Lo 'Scrigno e l'Anima' a Fontanetto: un vero successo

Sabato sera, Giovan Battista Viotti è tornato nella sua Fontanetto Po, grazie ad una bella e intelligente iniziativa del TeatroLieve e cioè di Giovanni Mongiano che ha fatto rivivere il grande violinista e compositore vissuto a cavallo tra il Settecento e l'Ottocento in due ispirati atti teatrali dal titolo "Lo Scrigno e l'Anima". Mongiano ha messo in scena sé stesso, la giovane e schioppettante attrice Anna Mastino e il Quartetto Viotti, composto dai violinisti Franco Mezzena (appassionato studioso di Viotti) e Nancy Barnaba, dal violista Luca Ranieri e dalla violoncellista Cecilia Berioli. "Lo Scrigno e l'Anima prende le mosse dall'ultimo periodo della vita di Viotti, a Londra, quando il creatore della "Meditazione in preghiera" era ospite della famiglia Chinnery. Assistito dalla fedele  cameriera (la Mastino), Viotti ripercorre gran parte della sua vita, costellata di straordinari trionfi in mezza europa, ma anche di terribili delusioni (la fuga da Versailles a Londra, l'esilio dalla capitale inglese in Germania), spronato dalla propria musica eseguita da un quartetto che la cara Margaret Chinnery ha invitato in casa per tenergli compagnia. I racconti di Viotti che, alla fine, coinvolgono e commuovono anche la cameriera, si snodano attraverso Quartetti e Minuetti eseguiti in modo inappuntabile da Mezzena e dai suoi musicisti. Lo spettacolo di sabato era in prima assoluta. Il teatro Auditorium Viotti (un piccolo gioiello realizzato adattando un vecchio cinema degli Anni Venti) era affollato in tutti i suoi 220 posti a sedere e la soddisfazione del sindaco, Riccardo Vallino, era ovviamente al diapason, alla pari di quella dei rappresentanti  della Fondazione Live Piemonte dal Vivo, che supporta l'intera stagione del TeatroLieve.

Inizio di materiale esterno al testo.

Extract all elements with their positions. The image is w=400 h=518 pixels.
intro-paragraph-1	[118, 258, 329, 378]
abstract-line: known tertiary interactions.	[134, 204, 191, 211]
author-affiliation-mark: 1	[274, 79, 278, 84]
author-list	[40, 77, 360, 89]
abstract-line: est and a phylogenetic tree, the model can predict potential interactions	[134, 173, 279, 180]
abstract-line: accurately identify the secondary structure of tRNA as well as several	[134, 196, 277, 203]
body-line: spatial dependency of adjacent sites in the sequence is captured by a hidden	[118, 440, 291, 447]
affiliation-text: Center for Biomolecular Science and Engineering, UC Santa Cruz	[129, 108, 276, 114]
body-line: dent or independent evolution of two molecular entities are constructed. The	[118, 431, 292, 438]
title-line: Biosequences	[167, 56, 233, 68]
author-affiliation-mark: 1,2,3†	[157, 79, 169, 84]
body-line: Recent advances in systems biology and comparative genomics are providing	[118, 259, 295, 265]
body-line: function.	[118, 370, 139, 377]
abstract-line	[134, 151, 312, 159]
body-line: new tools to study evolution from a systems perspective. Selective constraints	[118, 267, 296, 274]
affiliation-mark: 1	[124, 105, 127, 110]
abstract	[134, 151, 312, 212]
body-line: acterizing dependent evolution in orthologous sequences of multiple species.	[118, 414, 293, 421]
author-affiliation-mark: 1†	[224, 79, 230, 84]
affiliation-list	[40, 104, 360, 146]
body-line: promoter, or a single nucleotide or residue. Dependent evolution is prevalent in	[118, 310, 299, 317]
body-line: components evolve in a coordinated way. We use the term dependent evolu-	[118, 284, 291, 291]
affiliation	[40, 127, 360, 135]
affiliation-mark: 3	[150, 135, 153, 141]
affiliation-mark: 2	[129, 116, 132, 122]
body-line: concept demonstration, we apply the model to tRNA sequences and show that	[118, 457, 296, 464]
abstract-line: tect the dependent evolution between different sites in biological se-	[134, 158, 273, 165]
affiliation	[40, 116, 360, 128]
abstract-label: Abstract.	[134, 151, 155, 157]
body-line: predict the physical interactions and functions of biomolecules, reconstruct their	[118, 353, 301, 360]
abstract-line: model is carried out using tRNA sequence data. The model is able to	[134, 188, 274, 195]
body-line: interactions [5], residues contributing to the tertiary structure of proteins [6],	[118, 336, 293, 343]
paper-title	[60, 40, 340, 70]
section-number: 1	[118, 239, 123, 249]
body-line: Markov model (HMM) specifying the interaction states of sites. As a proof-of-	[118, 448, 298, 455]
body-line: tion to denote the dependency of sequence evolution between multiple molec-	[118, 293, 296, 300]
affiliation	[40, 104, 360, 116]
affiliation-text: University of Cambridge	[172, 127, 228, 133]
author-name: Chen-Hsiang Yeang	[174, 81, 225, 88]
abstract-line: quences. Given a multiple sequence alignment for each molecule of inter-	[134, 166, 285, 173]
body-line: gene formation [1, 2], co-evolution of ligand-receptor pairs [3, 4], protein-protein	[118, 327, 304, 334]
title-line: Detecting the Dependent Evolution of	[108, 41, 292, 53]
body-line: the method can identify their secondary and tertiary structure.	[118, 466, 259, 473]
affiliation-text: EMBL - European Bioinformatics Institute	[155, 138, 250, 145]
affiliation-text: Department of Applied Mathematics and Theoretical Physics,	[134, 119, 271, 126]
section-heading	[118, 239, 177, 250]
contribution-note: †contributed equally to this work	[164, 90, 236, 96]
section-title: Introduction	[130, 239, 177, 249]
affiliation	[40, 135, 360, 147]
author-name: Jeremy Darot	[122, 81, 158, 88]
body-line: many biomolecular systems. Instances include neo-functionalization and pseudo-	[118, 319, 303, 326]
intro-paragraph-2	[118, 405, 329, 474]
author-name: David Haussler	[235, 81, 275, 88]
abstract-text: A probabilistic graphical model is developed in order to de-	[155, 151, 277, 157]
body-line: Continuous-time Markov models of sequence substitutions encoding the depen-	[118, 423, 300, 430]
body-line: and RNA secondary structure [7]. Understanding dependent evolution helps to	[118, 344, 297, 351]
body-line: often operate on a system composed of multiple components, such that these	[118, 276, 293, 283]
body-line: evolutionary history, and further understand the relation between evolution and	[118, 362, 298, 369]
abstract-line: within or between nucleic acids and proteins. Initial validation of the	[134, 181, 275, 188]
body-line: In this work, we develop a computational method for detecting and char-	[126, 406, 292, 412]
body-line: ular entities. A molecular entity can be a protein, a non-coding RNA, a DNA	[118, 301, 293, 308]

Un'opera teatrale intelligente e originale; Mongiano, che l'ha scritta, diretta e interpretata, è mostruosamente bravo. "Lo Scrigno e l'Anima" merita di essere esportato; l'unico piccolo difetto sta forse nella lunghezza eccessiva. Ma al di là di questa riserva, uno spettacolo prezioso per aumentare la conoscenza, ancora assai scarsa, di Viotti anche nella nostra provincia, nonostante l'input di Robbone e lo straordinario lavoro anche filologico della Camerata Ducale.